Participating in the Eucharist and being nourished by the Body and Blood
of the Lord makes a claim on us.

 

As Christ offered Himself to God his Father, so we too are called to follow his example of self-offering to give life to others.

Christ Has No Body
By St Teresa of Avila (1515–1582)

Christ has no body but yours,
No hands, no feet on earth but yours,
Yours are the eyes with which he looks
Compassion on this world,
Yours are the feet with which he walks to do good,
Yours are the hands, with which he blesses all the world.
Yours are the hands, yours are the feet,
Yours are the eyes, you are his body.
Christ has no body now but yours,
No hands, no feet on earth but yours,
Yours are the eyes with which he looks
compassion on this world.
Christ has no body now on earth but yours.

Born in Spain, Teresa entered a Carmelite convent when she was eighteen, and later earned a reputation as a mystic, reformer, and writer who experienced divine visions. She founded a convent, and wrote the book The Way of Perfection for her nuns. Other important books by her include her Autobiography and The Interior Castle.

St Teresa adequately sums up for us what it means to be 'Christ for others...' in her well known poem. In a sense she also captures what Jesus expects of his followers in the Parable of the Last Judgment in St Matthew’s Gospel.

“Come, you that are blessed by my Father, inherit the kingdom prepared for you from the foundation of the world; for I was hungry and you gave me food, I was thirsty and you gave me something to drink, I was a stranger and you welcomed me, I was naked and you gave me clothing, I was sick and you took care of me, I was in prison and you visited me.”

Then the righteous will answer him, “Lord, when was it that we saw you hungry and gave you food, or thirsty and gave you something to drink? And when was it that we saw you a stranger and welcomed you, or naked and gave you clothing?
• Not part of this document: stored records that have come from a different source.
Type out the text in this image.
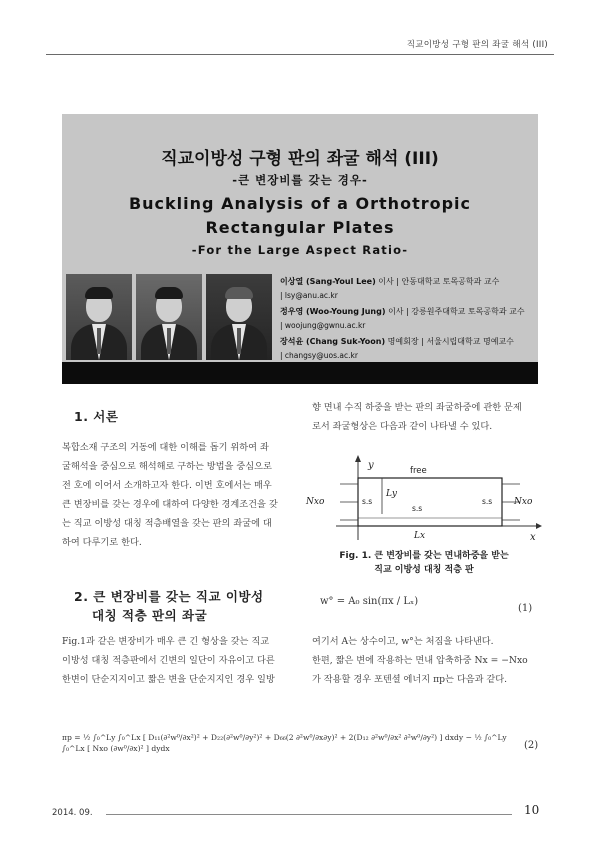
직교이방성 구형 판의 좌굴 해석 (III)
직교이방성 구형 판의 좌굴 해석 (III)
-큰 변장비를 갖는 경우-
Buckling Analysis of a Orthotropic
Rectangular Plates
-For the Large Aspect Ratio-
이상열 (Sang-Youl Lee) 이사 | 안동대학교 토목공학과 교수
| lsy@anu.ac.kr
정우영 (Woo-Young Jung) 이사 | 강릉원주대학교 토목공학과 교수
| woojung@gwnu.ac.kr
장석윤 (Chang Suk-Yoon) 명예회장 | 서울시립대학교 명예교수
| changsy@uos.ac.kr
1. 서론
복합소재 구조의 거동에 대한 이해를 돕기 위하여 좌
굴해석을 중심으로 해석해로 구하는 방법을 중심으로
전 호에 이어서 소개하고자 한다. 이번 호에서는 매우
큰 변장비를 갖는 경우에 대하여 다양한 경계조건을 갖
는 직교 이방성 대칭 적층배열을 갖는 판의 좌굴에 대
하여 다루기로 한다.
2. 큰 변장비를 갖는 직교 이방성
대칭 적층 판의 좌굴
Fig.1과 같은 변장비가 매우 큰 긴 형상을 갖는 직교
이방성 대칭 적층판에서 긴변의 일단이 자유이고 다른
한변이 단순지지이고 짧은 변을 단순지지인 경우 일방
향 면내 수직 하중을 받는 판의 좌굴하중에 관한 문제
로서 좌굴형상은 다음과 같이 나타낼 수 있다.
y
x
free
Ly
Lx
s.s
s.s
s.s
Nxo	Nxo
Fig. 1. 큰 변장비를 갖는 면내하중을 받는
직교 이방성 대칭 적층 판
w° = A₀ sin(πx / Lₓ)
(1)
여기서 A는 상수이고, w°는 처짐을 나타낸다.
한편, 짧은 변에 작용하는 면내 압축하중 Nx = −Nxo
가 작용할 경우 포텐셜 에너지 πp는 다음과 같다.
πp = ½ ∫₀^Ly ∫₀^Lx [ D₁₁(∂²w⁰/∂x²)² + D₂₂(∂²w⁰/∂y²)² + D₆₆(2 ∂²w⁰/∂x∂y)² + 2(D₁₂ ∂²w⁰/∂x² ∂²w⁰/∂y²) ] dxdy − ½ ∫₀^Ly ∫₀^Lx [ Nxo (∂w⁰/∂x)² ] dydx	(2)
2014. 09.	10
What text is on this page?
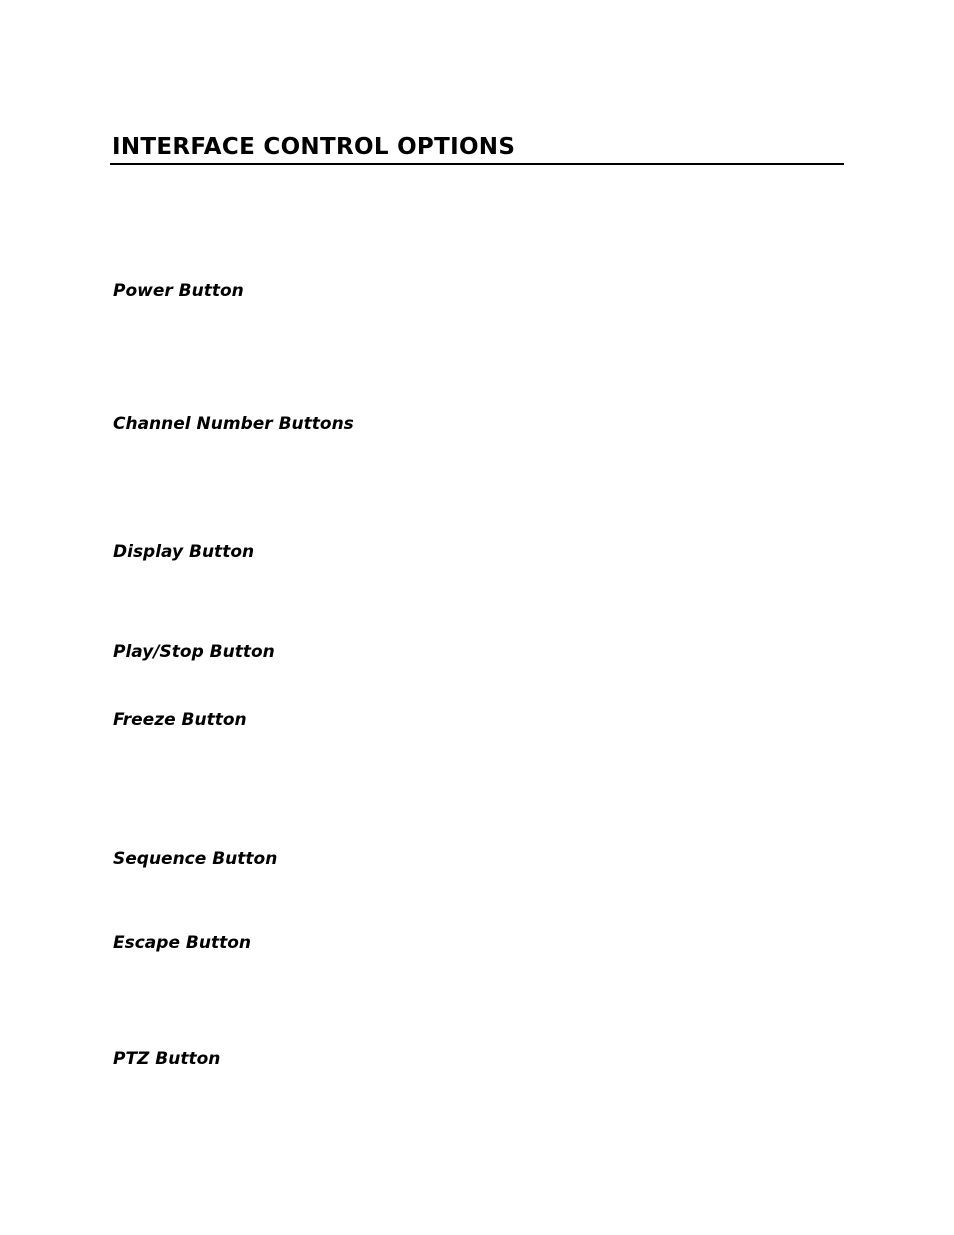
INTERFACE CONTROL OPTIONS
Power Button
Channel Number Buttons
Display Button
Play/Stop Button
Freeze Button
Sequence Button
Escape Button
PTZ Button
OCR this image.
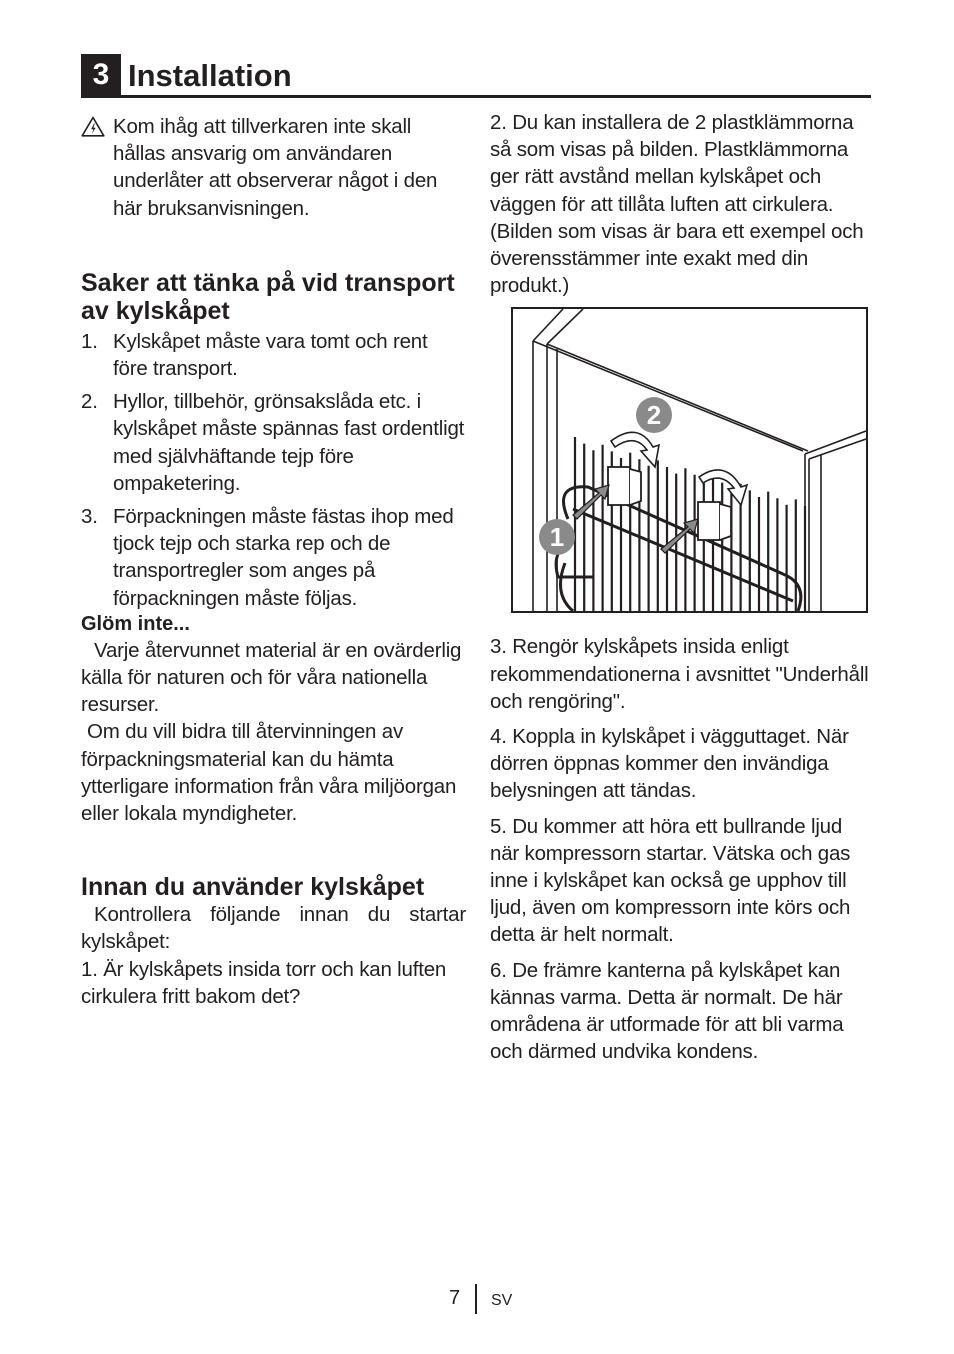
3 Installation

Kom ihåg att tillverkaren inte skall hållas ansvarig om användaren underlåter att observerar något i den här bruksanvisningen.

Saker att tänka på vid transport av kylskåpet
1. Kylskåpet måste vara tomt och rent före transport.
2. Hyllor, tillbehör, grönsakslåda etc. i kylskåpet måste spännas fast ordentligt med självhäftande tejp före ompaketering.
3. Förpackningen måste fästas ihop med tjock tejp och starka rep och de transportregler som anges på förpackningen måste följas.
Glöm inte...

Varje återvunnet material är en ovärderlig källa för naturen och för våra nationella resurser.

Om du vill bidra till återvinningen av förpackningsmaterial kan du hämta ytterligare information från våra miljöorgan eller lokala myndigheter.

Innan du använder kylskåpet

Kontrollera följande innan du startar kylskåpet:

1. Är kylskåpets insida torr och kan luften cirkulera fritt bakom det?

2. Du kan installera de 2 plastklämmorna så som visas på bilden. Plastklämmorna ger rätt avstånd mellan kylskåpet och väggen för att tillåta luften att cirkulera. (Bilden som visas är bara ett exempel och överensstämmer inte exakt med din produkt.)

2
1

3. Rengör kylskåpets insida enligt rekommendationerna i avsnittet "Underhåll och rengöring".

4. Koppla in kylskåpet i vägguttaget. När dörren öppnas kommer den invändiga belysningen att tändas.

5. Du kommer att höra ett bullrande ljud när kompressorn startar. Vätska och gas inne i kylskåpet kan också ge upphov till ljud, även om kompressorn inte körs och detta är helt normalt.

6. De främre kanterna på kylskåpet kan kännas varma. Detta är normalt. De här områdena är utformade för att bli varma och därmed undvika kondens.

7 SV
And when was it that we saw you sick or in prison and visited you?” And the king will answer them, “Truly I tell you, just as you did it to one of the least of these who are members of my family, you did it to me.”

 

1

What actions have we taken in our school community to give tangible expression that we understand both the poem of St Teresa and the demands set forth in Matthew 25?

2

What must we do? What must I do?

3

How do we identify need in our society? How and in what ways can we act to express the compassion of Christ?